On the other hand, chronic administration of GAL showed marked increase of the activity of AChE enzyme, one of the specific cholinergic markers (Haider et al. 2015; Ruan et al. 2014). Increases in AChE activity caused by GAL treatment may lead to a reduction of cholinergic neurotransmission due to a decrease in acetylcholine levels in synaptic cleft (Zhang et al. 2011; Ruan et al. 2014). Thus, modulation of cholinergic neurotransmission may be one of the mechanisms involved in the impairment of cognitive functions of GAL-treated rodents (Zhang et al. 2011). In our study, CAR and TAU treatments were observed to decrease high AChE activity in brain of GAL-treated rats. Decrease in AchE activity may improve cholinergic neurotransmission by restorating acetylcholine levels in synaptic cleft. Although there is no study investigating the effect of CAR treatment on AChE activity in the literature, some authors have also reported that TAU treatment resulted in decreases in AChE activity and an improvement in learning and memory in acute ethanol toxicity (Rosemberg et al. 2010).

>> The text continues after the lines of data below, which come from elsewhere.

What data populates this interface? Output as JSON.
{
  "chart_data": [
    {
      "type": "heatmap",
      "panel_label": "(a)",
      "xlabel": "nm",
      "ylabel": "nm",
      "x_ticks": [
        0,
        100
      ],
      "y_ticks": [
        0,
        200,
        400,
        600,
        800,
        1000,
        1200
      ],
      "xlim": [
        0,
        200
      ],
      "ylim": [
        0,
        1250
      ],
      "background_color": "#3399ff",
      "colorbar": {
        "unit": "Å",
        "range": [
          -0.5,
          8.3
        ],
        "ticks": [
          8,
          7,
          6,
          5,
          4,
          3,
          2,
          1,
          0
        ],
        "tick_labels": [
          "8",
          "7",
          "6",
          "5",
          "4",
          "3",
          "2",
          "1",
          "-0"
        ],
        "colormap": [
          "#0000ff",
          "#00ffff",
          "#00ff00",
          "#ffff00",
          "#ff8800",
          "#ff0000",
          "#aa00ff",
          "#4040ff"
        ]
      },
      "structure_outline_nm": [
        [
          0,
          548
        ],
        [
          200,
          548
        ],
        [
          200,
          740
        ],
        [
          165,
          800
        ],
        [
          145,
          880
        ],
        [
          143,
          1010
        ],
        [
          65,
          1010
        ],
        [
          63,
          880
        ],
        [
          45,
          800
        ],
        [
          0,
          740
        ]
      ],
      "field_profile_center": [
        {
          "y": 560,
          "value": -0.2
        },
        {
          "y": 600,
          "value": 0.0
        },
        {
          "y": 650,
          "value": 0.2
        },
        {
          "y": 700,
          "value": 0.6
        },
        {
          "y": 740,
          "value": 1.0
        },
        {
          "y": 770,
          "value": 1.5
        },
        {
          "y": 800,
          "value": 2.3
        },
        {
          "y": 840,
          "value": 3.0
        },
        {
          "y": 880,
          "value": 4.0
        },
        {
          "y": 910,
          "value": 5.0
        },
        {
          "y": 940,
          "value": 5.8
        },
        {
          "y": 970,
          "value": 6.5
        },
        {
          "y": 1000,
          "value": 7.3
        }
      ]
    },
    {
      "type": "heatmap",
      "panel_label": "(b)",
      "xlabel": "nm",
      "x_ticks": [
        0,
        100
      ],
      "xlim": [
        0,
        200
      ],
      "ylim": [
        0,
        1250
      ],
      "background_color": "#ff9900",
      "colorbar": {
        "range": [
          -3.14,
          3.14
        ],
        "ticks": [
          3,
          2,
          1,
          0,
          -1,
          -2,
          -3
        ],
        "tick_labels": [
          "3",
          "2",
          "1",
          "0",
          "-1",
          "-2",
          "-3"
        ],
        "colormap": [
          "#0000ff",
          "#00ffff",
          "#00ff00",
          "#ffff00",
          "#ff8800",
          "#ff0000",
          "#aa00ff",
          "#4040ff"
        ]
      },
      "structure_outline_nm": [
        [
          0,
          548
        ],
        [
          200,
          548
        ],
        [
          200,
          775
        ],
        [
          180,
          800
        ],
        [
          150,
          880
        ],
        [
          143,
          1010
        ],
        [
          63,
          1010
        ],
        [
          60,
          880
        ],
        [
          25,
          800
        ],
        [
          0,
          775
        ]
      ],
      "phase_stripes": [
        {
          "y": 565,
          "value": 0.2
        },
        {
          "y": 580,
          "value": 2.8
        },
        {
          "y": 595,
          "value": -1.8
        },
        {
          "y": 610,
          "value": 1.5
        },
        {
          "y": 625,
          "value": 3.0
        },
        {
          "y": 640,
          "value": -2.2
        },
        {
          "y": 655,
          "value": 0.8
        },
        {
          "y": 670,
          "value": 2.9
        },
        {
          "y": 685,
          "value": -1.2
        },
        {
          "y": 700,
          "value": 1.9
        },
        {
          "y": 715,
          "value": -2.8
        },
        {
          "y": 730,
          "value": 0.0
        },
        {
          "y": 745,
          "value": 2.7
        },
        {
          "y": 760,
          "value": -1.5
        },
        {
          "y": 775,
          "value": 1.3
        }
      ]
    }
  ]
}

Mitochondrial apoptotic pathway plays an important role in brain aging in GAL-treated rodents (Tsai and Yin 2012; Wu et al. 2014; Prakash and Kumar 2013; Lan et al. 2012). In our study, increased proapoptotic Bax and decreased antiapoptotic Bcl-2 protein expressions together with increased caspase-3 protein expressions were detected in GAL-treated rats by immunohistochemical procedures. CAR and TAU treatments, on the other hand, decreased caspase-3 and Bax expressions and increased Bcl-2 expressions in GAL-treated rats. These results indicate that CAR and TAU treatments exert antiapoptotic effect in the brain of GAL-treated rats. CAR and TAU also ameliorated GAL-induced histopathological changes in the brain.

Our results indicate that CAR and TAU may be effective to prevent the development of oxidative stress, apoptosis and histopathological deterioration in the brain of GAL-treated rats.